DeDe Flounlacker and Andrea Kreiger are the kind of women who do Pensacola proud.
Their professional lives in the community’s nonprofit world have been linked for years.
Wednesday they were honored together, each for her outstanding commitment to serving others.
Krieger and Flounlacker were lauded with the Volunteer Florida Champion of Service Award in a ceremony at Pensacola City Hall.
Flounlacker was honored as executive director of Manna Food Pantries. Kreiger was honored as president of United Way of Escambia County. Each has a long history with other community service groups, including Ronald McDonald House and Volunteer Florida.
Chester Spellman, CEO of Volunteer Florida, and Mayor Ashton J. Hayward presided over the ceremony.
Spellmen noted that when the April flooding ruined Manna’s building and inventory of food, Flounlacker’s team only missed one day of their mission to “leave no one unfed.”
“I can’t think of a more deserving person than DeDe,” Spellman said.
Hayward lauded Flounlacker as someone, “who (wasn’t) scared of the devil. She is always asking, what do we need to do,” Hayward said.
In introducing Krieger, Spellman note that United Way raised $3.2 million last year, which helped them provide services to some 69,000 people in Escambia County “who needed help to meet their basic needs.”
Hayward called Krieger a “crusader” because need never stops.
“From helping feed people to helping senior citizens to helping people do their tax returns, she and her team never stop,” Hayward said. “She rolls up her sleeves and says, ‘What can I do?’”
Both women, when accepting their awards insisted that the honor was not hers alone.
“I am accepting this on behalf of Manna,” Flounlacker said. “This is not for me. This is for them.”
Krieger had similar sentiments.
“(The economic impact of United Way’s services) doesn’t happen because of me,” she said. “I consider this United Way’s award, and you guys are awesome” she said to her co-workers, team members and board members in the audience.
State Rep. Mike Hill spoke about both women and the connection they — and he — share through Ronald McDonald House.

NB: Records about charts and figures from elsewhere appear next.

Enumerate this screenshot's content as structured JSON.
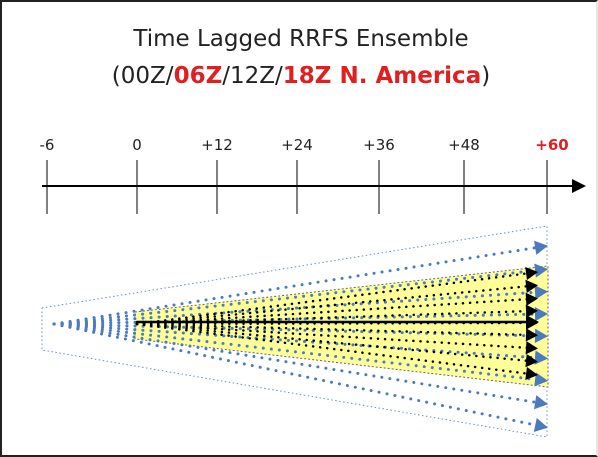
{
  "title": {
    "line1": "Time Lagged RRFS Ensemble",
    "line2_open": "(",
    "line2_seg1": "00Z/",
    "line2_seg2": "06Z",
    "line2_seg3": "/12Z/",
    "line2_seg4": "18Z N. America",
    "line2_close": ")"
  },
  "timeline": {
    "ticks": [
      "-6",
      "0",
      "+12",
      "+24",
      "+36",
      "+48",
      "+60"
    ],
    "highlight_tick": "+60"
  },
  "colors": {
    "highlight": "#e02020",
    "ensemble_fill": "#ffff99",
    "member_arrow": "#4a7bbf",
    "control_arrow": "#000000"
  }
}
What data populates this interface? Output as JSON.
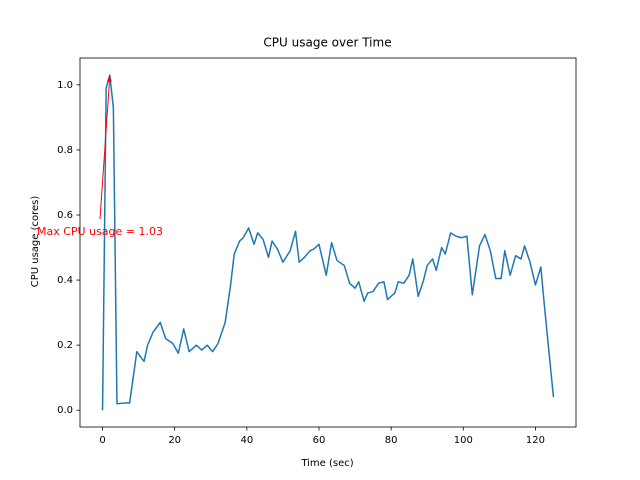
{
  "chart_data": {
    "type": "line",
    "title": "CPU usage over Time",
    "xlabel": "Time (sec)",
    "ylabel": "CPU usage (cores)",
    "x": [
      0,
      1,
      2,
      3,
      4,
      6,
      7.5,
      9.5,
      11.5,
      12.5,
      14,
      16,
      17.5,
      19.5,
      21,
      22.5,
      24,
      26,
      27.5,
      29,
      30.5,
      32,
      34,
      35.5,
      36.5,
      38,
      39,
      40.5,
      42,
      43,
      44.5,
      46,
      47,
      48.5,
      50,
      52,
      53.5,
      54.5,
      56,
      57.5,
      58.5,
      60,
      62,
      63.5,
      65,
      67,
      68.5,
      70,
      71,
      72.5,
      73.5,
      75,
      76.5,
      78,
      79,
      81,
      82,
      83.5,
      85,
      86,
      87.5,
      89,
      90,
      91.5,
      92.5,
      94,
      95,
      96.5,
      98,
      99.5,
      101,
      102.5,
      104.5,
      106,
      107.5,
      109,
      110.5,
      111.5,
      113,
      114.5,
      116,
      117,
      118.5,
      120,
      121.5,
      122.5,
      125
    ],
    "series": [
      {
        "name": "CPU usage",
        "color": "#1f77b4",
        "values": [
          0,
          0.99,
          1.03,
          0.93,
          0.02,
          0.022,
          0.022,
          0.18,
          0.15,
          0.2,
          0.24,
          0.27,
          0.22,
          0.205,
          0.175,
          0.25,
          0.18,
          0.2,
          0.185,
          0.2,
          0.18,
          0.205,
          0.27,
          0.385,
          0.48,
          0.52,
          0.53,
          0.56,
          0.51,
          0.545,
          0.525,
          0.47,
          0.52,
          0.495,
          0.455,
          0.49,
          0.55,
          0.455,
          0.47,
          0.49,
          0.495,
          0.51,
          0.415,
          0.515,
          0.46,
          0.445,
          0.39,
          0.375,
          0.395,
          0.335,
          0.36,
          0.365,
          0.39,
          0.395,
          0.34,
          0.36,
          0.395,
          0.39,
          0.415,
          0.465,
          0.35,
          0.4,
          0.445,
          0.465,
          0.43,
          0.5,
          0.48,
          0.545,
          0.535,
          0.53,
          0.535,
          0.355,
          0.505,
          0.54,
          0.49,
          0.405,
          0.405,
          0.49,
          0.415,
          0.475,
          0.465,
          0.505,
          0.455,
          0.385,
          0.44,
          0.32,
          0.04
        ]
      }
    ],
    "xlim": [
      -6.25,
      131.25
    ],
    "xticks": [
      0,
      20,
      40,
      60,
      80,
      100,
      120
    ],
    "ylim": [
      -0.0516,
      1.0826
    ],
    "yticks": [
      {
        "value": 0,
        "label": "0.0"
      },
      {
        "value": 0.2,
        "label": "0.2"
      },
      {
        "value": 0.4,
        "label": "0.4"
      },
      {
        "value": 0.6,
        "label": "0.6"
      },
      {
        "value": 0.8,
        "label": "0.8"
      },
      {
        "value": 1,
        "label": "1.0"
      }
    ],
    "annotation": {
      "text": "Max CPU usage = 1.03",
      "x": 2,
      "y": 1.03,
      "color": "#ff0000"
    }
  }
}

Hill said the Ronald McDonald House in Birmingham helped his family when his oldest son, Joshua, now 22, needed heart surgery as a baby. When he became involved with the Ronald McDonald House in Pensacola as a board member, he met Flounlacker. And when Flounlacker left that agency, Hill said he worried about who would fill her shoes.
“And then Andrea stepped in” overseeing a fundraising and expansion of the home-away-from home for families of sick children that led to the opening of the house’s now iconic facility on Bayou Boulevard.
“They are not only in action in time of disaster,” Hill said. “They are constantly giving.”